Why (when) to use them
- Independent deployability and scaling per domain.
- Smaller blast radius and clearer ownership when boundaries are correct.
Real costs
- Network and data consistency complexity replaces in‑process calls.
- Distributed observability, API versioning, and cross‑team coordination.
Practices that work
- Design around DDD bounded contexts; each service owns its data.
- Prefer asynchronous communication (events/queues) for workflows; use sync only for critical reads.
- Backward‑compatible contracts and explicit versioning.
- End‑to‑end tracing, correlation IDs, per‑service SLOs and budgets.
Data and consistency
- Avoid cross‑service transactions; use the outbox pattern and idempotent consumers.
- Sagas for long‑running workflows; design compensations explicitly.
- Keep aggregates small; expose read models via materialized views.
Anti‑patterns
- Microservices without automation (CI/CD, infra as code, service templates).
- Sharing a single database across services → tight coupling and lock‑step deploys.
Start modular, earn your split, and move state out of processes before slicing services.
Migration playbook
- Strangle the monolith at the edge (routing/anti‑corruption layer).
- Carve off a low‑risk bounded context with its own data store.
- Introduce contracts and CDC; backfill read models.
- Measure SLOs and error budgets before/after; iterate.
Code: outbox pattern (SQL + worker)
-- language-sql
-- In the same transaction as a domain change, write an outbox row
BEGIN;
UPDATE orders SET status = 'PAID' WHERE id = $1;
INSERT INTO outbox(id, aggregate_id, type, payload, created_at)

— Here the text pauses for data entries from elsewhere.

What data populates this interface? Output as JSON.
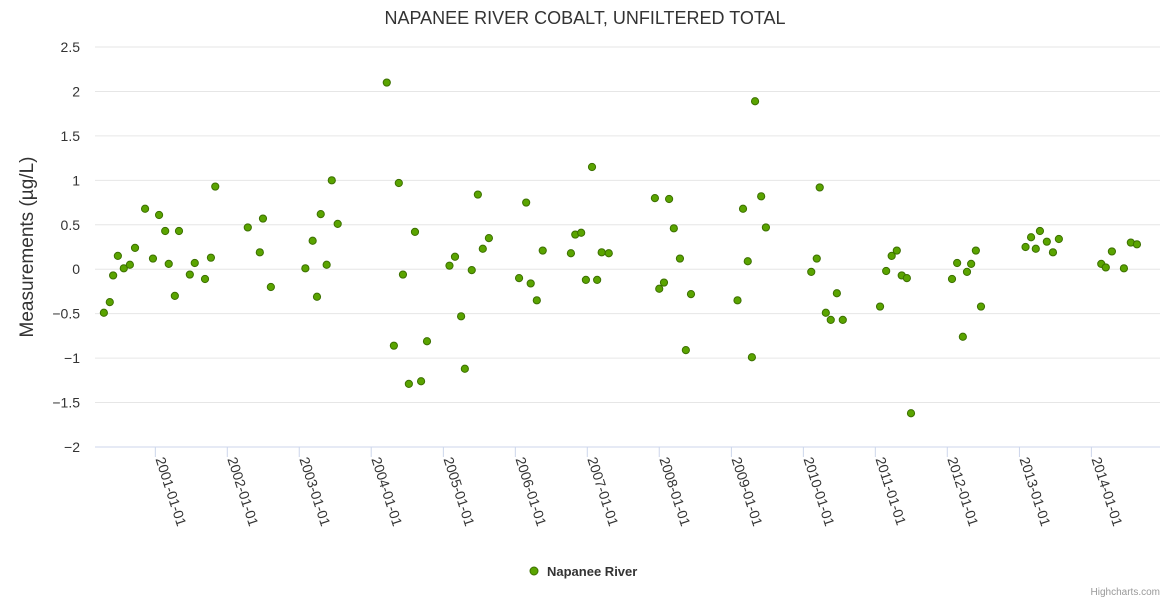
{
  "chart_data": {
    "type": "scatter",
    "title": "NAPANEE RIVER COBALT, UNFILTERED TOTAL",
    "ylabel": "Measurements (µg/L)",
    "ylim": [
      -2,
      2.5
    ],
    "yticks": [
      {
        "value": 2.5,
        "label": "2.5"
      },
      {
        "value": 2,
        "label": "2"
      },
      {
        "value": 1.5,
        "label": "1.5"
      },
      {
        "value": 1,
        "label": "1"
      },
      {
        "value": 0.5,
        "label": "0.5"
      },
      {
        "value": 0,
        "label": "0"
      },
      {
        "value": -0.5,
        "label": "−0.5"
      },
      {
        "value": -1,
        "label": "−1"
      },
      {
        "value": -1.5,
        "label": "−1.5"
      },
      {
        "value": -2,
        "label": "−2"
      }
    ],
    "xlim": [
      "2000-03-01",
      "2014-12-15"
    ],
    "xticks": [
      "2001-01-01",
      "2002-01-01",
      "2003-01-01",
      "2004-01-01",
      "2005-01-01",
      "2006-01-01",
      "2007-01-01",
      "2008-01-01",
      "2009-01-01",
      "2010-01-01",
      "2011-01-01",
      "2012-01-01",
      "2013-01-01",
      "2014-01-01"
    ],
    "grid": true,
    "legend_position": "bottom-center",
    "marker_color": "#5aa400",
    "marker_edge_color": "#3c7000",
    "series": [
      {
        "name": "Napanee River",
        "points": [
          [
            "2000-04-15",
            -0.49
          ],
          [
            "2000-05-15",
            -0.37
          ],
          [
            "2000-06-01",
            -0.07
          ],
          [
            "2000-06-25",
            0.15
          ],
          [
            "2000-07-25",
            0.01
          ],
          [
            "2000-08-25",
            0.05
          ],
          [
            "2000-09-20",
            0.24
          ],
          [
            "2000-11-10",
            0.68
          ],
          [
            "2000-12-20",
            0.12
          ],
          [
            "2001-01-20",
            0.61
          ],
          [
            "2001-02-20",
            0.43
          ],
          [
            "2001-03-10",
            0.06
          ],
          [
            "2001-04-10",
            -0.3
          ],
          [
            "2001-05-01",
            0.43
          ],
          [
            "2001-06-25",
            -0.06
          ],
          [
            "2001-07-20",
            0.07
          ],
          [
            "2001-09-10",
            -0.11
          ],
          [
            "2001-10-10",
            0.13
          ],
          [
            "2001-11-01",
            0.93
          ],
          [
            "2002-04-15",
            0.47
          ],
          [
            "2002-06-15",
            0.19
          ],
          [
            "2002-07-01",
            0.57
          ],
          [
            "2002-08-10",
            -0.2
          ],
          [
            "2003-02-01",
            0.01
          ],
          [
            "2003-03-10",
            0.32
          ],
          [
            "2003-04-01",
            -0.31
          ],
          [
            "2003-04-20",
            0.62
          ],
          [
            "2003-05-20",
            0.05
          ],
          [
            "2003-06-15",
            1.0
          ],
          [
            "2003-07-15",
            0.51
          ],
          [
            "2004-03-20",
            2.1
          ],
          [
            "2004-04-25",
            -0.86
          ],
          [
            "2004-05-20",
            0.97
          ],
          [
            "2004-06-10",
            -0.06
          ],
          [
            "2004-07-10",
            -1.29
          ],
          [
            "2004-08-10",
            0.42
          ],
          [
            "2004-09-10",
            -1.26
          ],
          [
            "2004-10-10",
            -0.81
          ],
          [
            "2005-02-01",
            0.04
          ],
          [
            "2005-03-01",
            0.14
          ],
          [
            "2005-04-01",
            -0.53
          ],
          [
            "2005-04-20",
            -1.12
          ],
          [
            "2005-05-25",
            -0.01
          ],
          [
            "2005-06-25",
            0.84
          ],
          [
            "2005-07-20",
            0.23
          ],
          [
            "2005-08-20",
            0.35
          ],
          [
            "2006-01-20",
            -0.1
          ],
          [
            "2006-02-25",
            0.75
          ],
          [
            "2006-03-20",
            -0.16
          ],
          [
            "2006-04-20",
            -0.35
          ],
          [
            "2006-05-20",
            0.21
          ],
          [
            "2006-10-10",
            0.18
          ],
          [
            "2006-11-01",
            0.39
          ],
          [
            "2006-12-01",
            0.41
          ],
          [
            "2006-12-25",
            -0.12
          ],
          [
            "2007-01-25",
            1.15
          ],
          [
            "2007-02-20",
            -0.12
          ],
          [
            "2007-03-15",
            0.19
          ],
          [
            "2007-04-20",
            0.18
          ],
          [
            "2007-12-10",
            0.8
          ],
          [
            "2008-01-01",
            -0.22
          ],
          [
            "2008-01-25",
            -0.15
          ],
          [
            "2008-02-20",
            0.79
          ],
          [
            "2008-03-15",
            0.46
          ],
          [
            "2008-04-15",
            0.12
          ],
          [
            "2008-05-15",
            -0.91
          ],
          [
            "2008-06-10",
            -0.28
          ],
          [
            "2009-02-01",
            -0.35
          ],
          [
            "2009-03-01",
            0.68
          ],
          [
            "2009-03-25",
            0.09
          ],
          [
            "2009-04-15",
            -0.99
          ],
          [
            "2009-05-01",
            1.89
          ],
          [
            "2009-06-01",
            0.82
          ],
          [
            "2009-06-25",
            0.47
          ],
          [
            "2010-02-10",
            -0.03
          ],
          [
            "2010-03-10",
            0.12
          ],
          [
            "2010-03-25",
            0.92
          ],
          [
            "2010-04-25",
            -0.49
          ],
          [
            "2010-05-20",
            -0.57
          ],
          [
            "2010-06-20",
            -0.27
          ],
          [
            "2010-07-20",
            -0.57
          ],
          [
            "2011-01-25",
            -0.42
          ],
          [
            "2011-02-25",
            -0.02
          ],
          [
            "2011-03-25",
            0.15
          ],
          [
            "2011-04-20",
            0.21
          ],
          [
            "2011-05-15",
            -0.07
          ],
          [
            "2011-06-10",
            -0.1
          ],
          [
            "2011-07-01",
            -1.62
          ],
          [
            "2012-01-25",
            -0.11
          ],
          [
            "2012-02-20",
            0.07
          ],
          [
            "2012-03-20",
            -0.76
          ],
          [
            "2012-04-10",
            -0.03
          ],
          [
            "2012-05-01",
            0.06
          ],
          [
            "2012-05-25",
            0.21
          ],
          [
            "2012-06-20",
            -0.42
          ],
          [
            "2013-02-01",
            0.25
          ],
          [
            "2013-03-01",
            0.36
          ],
          [
            "2013-03-25",
            0.23
          ],
          [
            "2013-04-15",
            0.43
          ],
          [
            "2013-05-20",
            0.31
          ],
          [
            "2013-06-20",
            0.19
          ],
          [
            "2013-07-20",
            0.34
          ],
          [
            "2014-02-20",
            0.06
          ],
          [
            "2014-03-15",
            0.02
          ],
          [
            "2014-04-15",
            0.2
          ],
          [
            "2014-06-15",
            0.01
          ],
          [
            "2014-07-20",
            0.3
          ],
          [
            "2014-08-20",
            0.28
          ]
        ]
      }
    ]
  },
  "credits": "Highcharts.com"
}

VALUES (gen_random_uuid(), $1, 'OrderPaid', to_jsonb($2::json), NOW());
COMMIT;
// language-typescript
// Worker polls outbox, publishes to a broker, marks as processed idempotently
type OutboxEvent = { id: string; type: string; payload: unknown }
async function handleOutbox(batch: OutboxEvent[]) {
for (const evt of batch) {
const already = await redis.setnx(`outbox:${evt.id}`, 1)
if (!already) continue // idempotent
await broker.publish(evt.type, evt.payload)
await db.query('DELETE FROM outbox WHERE id = $1', [evt.id])
}
}
Analogy
Microservices are like a team of small restaurants in a food court. Each shop specializes (bounded context) and has its own kitchen (database). The hallway (gateway/mesh) organizes orders and traffic. Sharing one kitchen leads to chaos.
Example scenario
- Start with a modular monolith. Extract the “billing” context when it stresses team boundaries. Give it an outbox and a queue; build read models in “orders” via CDC.
FAQ
- “How big should a service be?” Small enough to be owned by one team, big enough to avoid chatty cross‑service calls.
- “Do I need a mesh?” Not initially. Add it once you need mTLS, traffic shaping, and consistent telemetry at scale.
Try it (trace budget)
Define a target: 95% of checkout traces < 700ms with < 3 cross‑service hops. Alert if exceeded.